NTT and Red Hat, in collaboration with NVIDIA and Fujitsu, have developed a groundbreaking solution as part of the IOWN initiative, which expands the potential of real-time data analytics with Artificial Intelligence (AI) at the Edge. Recognized as an IOWN Global Forum Proof of Concept (PoC), this solution offers numerous benefits for businesses. By leveraging advanced technologies and partnerships, it enables efficient data processing, reduces latency, and enhances scalability, ultimately empowering companies to unlock new insights and opportunities for growth.
Table of Contents: What awaits you in this article
Increasing Importance of Edge Computing for Efficient AI Analysis
The increasing importance of AI, sensor technology, and network innovations has led to a growing relevance of edge-based AI analytics. With the continuous growth of data sources, efficient and fast processing of AI analytics is crucial. However, implementation can be complex and result in higher maintenance costs for software and hardware.
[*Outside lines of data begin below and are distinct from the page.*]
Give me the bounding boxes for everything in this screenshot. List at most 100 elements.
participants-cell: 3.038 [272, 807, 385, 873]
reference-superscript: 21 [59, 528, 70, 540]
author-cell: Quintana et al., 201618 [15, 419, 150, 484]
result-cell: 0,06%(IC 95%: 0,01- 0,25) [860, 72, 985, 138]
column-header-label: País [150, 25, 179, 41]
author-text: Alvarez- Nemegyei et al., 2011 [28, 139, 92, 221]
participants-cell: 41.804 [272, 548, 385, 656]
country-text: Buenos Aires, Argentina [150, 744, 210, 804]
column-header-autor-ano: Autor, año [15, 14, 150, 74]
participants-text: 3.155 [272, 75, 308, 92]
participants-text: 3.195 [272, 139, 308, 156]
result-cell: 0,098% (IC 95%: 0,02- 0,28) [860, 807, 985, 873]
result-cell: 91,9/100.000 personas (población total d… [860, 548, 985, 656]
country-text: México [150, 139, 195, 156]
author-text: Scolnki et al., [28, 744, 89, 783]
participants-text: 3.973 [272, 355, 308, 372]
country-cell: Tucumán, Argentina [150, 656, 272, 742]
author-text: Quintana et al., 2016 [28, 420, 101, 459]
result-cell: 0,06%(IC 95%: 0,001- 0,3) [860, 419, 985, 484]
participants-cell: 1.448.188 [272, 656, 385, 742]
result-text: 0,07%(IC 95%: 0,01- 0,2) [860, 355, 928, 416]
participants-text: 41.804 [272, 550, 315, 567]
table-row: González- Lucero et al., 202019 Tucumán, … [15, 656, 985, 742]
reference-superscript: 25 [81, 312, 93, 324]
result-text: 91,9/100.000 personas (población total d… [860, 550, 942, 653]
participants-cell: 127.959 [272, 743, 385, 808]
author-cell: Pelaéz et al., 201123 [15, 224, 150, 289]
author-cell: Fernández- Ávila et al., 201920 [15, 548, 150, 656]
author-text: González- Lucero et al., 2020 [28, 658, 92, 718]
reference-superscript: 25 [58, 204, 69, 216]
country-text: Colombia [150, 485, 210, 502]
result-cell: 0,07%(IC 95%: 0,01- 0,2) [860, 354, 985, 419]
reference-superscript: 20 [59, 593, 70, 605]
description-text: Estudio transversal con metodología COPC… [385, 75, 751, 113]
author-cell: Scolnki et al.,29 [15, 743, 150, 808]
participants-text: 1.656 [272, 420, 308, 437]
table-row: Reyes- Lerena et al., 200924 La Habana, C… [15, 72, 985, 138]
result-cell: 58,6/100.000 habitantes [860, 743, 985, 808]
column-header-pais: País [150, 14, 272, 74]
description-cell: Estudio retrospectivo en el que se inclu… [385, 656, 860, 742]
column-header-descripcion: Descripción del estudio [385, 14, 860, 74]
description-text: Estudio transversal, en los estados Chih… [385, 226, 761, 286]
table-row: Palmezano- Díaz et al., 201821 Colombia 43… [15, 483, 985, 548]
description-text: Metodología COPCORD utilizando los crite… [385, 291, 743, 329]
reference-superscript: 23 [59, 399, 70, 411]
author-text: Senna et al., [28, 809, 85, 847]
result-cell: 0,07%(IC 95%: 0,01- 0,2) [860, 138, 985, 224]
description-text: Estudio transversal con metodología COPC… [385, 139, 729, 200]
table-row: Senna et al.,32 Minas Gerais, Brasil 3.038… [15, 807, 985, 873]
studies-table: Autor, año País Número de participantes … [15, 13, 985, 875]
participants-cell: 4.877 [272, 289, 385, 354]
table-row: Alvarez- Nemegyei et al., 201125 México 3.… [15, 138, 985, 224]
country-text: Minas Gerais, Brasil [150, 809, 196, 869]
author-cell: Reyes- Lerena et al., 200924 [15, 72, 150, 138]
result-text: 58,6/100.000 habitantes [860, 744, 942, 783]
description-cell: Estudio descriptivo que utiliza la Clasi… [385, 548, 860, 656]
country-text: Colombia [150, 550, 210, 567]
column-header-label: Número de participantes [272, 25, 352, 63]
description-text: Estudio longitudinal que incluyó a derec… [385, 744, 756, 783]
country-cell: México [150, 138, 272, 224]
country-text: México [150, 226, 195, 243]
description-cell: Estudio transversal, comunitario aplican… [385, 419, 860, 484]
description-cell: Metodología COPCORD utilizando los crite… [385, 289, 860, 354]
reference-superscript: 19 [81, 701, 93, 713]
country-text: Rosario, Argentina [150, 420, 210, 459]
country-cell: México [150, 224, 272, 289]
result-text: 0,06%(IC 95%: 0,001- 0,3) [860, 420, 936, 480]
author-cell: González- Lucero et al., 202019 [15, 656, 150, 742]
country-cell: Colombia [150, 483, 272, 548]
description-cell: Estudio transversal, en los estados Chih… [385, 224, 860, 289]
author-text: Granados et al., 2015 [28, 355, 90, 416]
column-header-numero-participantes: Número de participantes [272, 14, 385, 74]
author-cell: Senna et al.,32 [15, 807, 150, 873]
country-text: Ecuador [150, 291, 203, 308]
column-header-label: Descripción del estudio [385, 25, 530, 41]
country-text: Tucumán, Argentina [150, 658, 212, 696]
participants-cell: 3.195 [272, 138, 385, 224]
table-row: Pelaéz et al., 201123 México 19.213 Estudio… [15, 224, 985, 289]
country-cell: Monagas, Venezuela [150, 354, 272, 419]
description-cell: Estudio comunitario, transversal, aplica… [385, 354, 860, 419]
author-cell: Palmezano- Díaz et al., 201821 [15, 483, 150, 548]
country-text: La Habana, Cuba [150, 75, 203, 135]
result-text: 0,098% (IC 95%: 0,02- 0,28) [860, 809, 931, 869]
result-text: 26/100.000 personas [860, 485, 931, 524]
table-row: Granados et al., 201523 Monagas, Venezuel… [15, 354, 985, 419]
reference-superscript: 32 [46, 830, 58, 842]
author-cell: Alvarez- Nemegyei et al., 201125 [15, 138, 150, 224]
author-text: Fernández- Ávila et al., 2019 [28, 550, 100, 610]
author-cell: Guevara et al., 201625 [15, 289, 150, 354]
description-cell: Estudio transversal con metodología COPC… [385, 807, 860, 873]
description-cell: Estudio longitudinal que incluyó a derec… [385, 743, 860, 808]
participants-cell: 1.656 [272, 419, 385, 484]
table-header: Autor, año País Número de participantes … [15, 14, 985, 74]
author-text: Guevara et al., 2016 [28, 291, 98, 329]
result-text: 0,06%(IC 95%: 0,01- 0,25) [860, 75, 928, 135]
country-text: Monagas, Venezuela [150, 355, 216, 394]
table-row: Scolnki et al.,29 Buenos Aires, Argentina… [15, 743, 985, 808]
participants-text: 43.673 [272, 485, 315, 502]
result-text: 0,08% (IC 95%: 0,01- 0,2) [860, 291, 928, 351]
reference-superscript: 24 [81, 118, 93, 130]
The advancement of edge computing capabilities allows for AI analytics to be performed closer to the sensors, reducing latency and increasing bandwidth.
The solution combines the IOWN All-Photonics Network (APN) and advanced technologies in the IOWN Data-Centric Infrastructure (DCI) to create an accelerated data pipeline for AI. NTT’s accelerated data pipeline leverages Remote Direct Memory Access (RDMA) over APN to efficiently collect and process large amounts of sensor data. Red Hat OpenShift’s container orchestration technology provides flexibility in managing workloads across remote and geographically distributed data centers. With this solution, businesses can achieve efficient power consumption and low latency for real-time AI analysis at the edge.
The real-time AI analysis platform was evaluated as part of a Proof of Concept, utilizing Yokosuka City as the sensor installation base and Musashino City as the remote data center. This evaluation resulted in a 60% reduction in latency compared to traditional AI inference workloads. Additionally, the power consumption of the AI analysis was reduced by 40% compared to conventional technologies. With the scalability of GPUs, the solution can support a larger number of cameras without the CPU becoming a bottleneck. Expectedly, the power consumption can be further reduced by an additional 60% when using 1,000 cameras.
Accelerated data pipeline improves efficiency and reduces network overhead
- This accelerated data pipeline for AI inference efficiently processes large amounts of sensor data and reduces protocol overhead in the network
- Large-scale real-time AI data analysis based on Red Hat OpenShift that simplifies the adoption of hardware accelerators
- The utilization of NVIDIA A100 Tensor Core GPUs and NVIDIA ConnectX-6 NICs enables KI-Inferencing
Efficient Data Collection Reduces Overhead for Large Data Sets
- Reduced overhead achieved through efficient collection of large datasets
- Improved data collection across multiple locations enables faster AI analysis
- The solution leverages renewable energy sources such as solar and wind power
- By utilizing video cameras as sensors, the solution enhances security in area management
The solution developed by NTT and Red Hat as part of the IOWN initiative provides the foundation for intelligent AI-powered technologies that enable businesses to scale sustainably. It offers a groundbreaking approach to real-time data analysis with AI at the edge, reducing latency and power consumption while efficiently processing large amounts of sensor data. To learn more about this innovative solution, attend the IOWN Global Forum session at MWC Barcelona on February 29, 2024.
Enhancing Real-Time AI Edge Analytics: A Solution with Multiple Benefits
The development of this real-time data analysis solution with AI at the edge brings numerous benefits to businesses. By efficiently processing large volumes of data and reducing latency and power consumption, the solution enables faster and more cost-effective AI analysis. Additionally, it offers flexibility in managing workloads across different locations and allows for the utilization of renewable energy sources. With this groundbreaking solution, businesses can enhance their efficiency and unlock new opportunities for growth and innovation.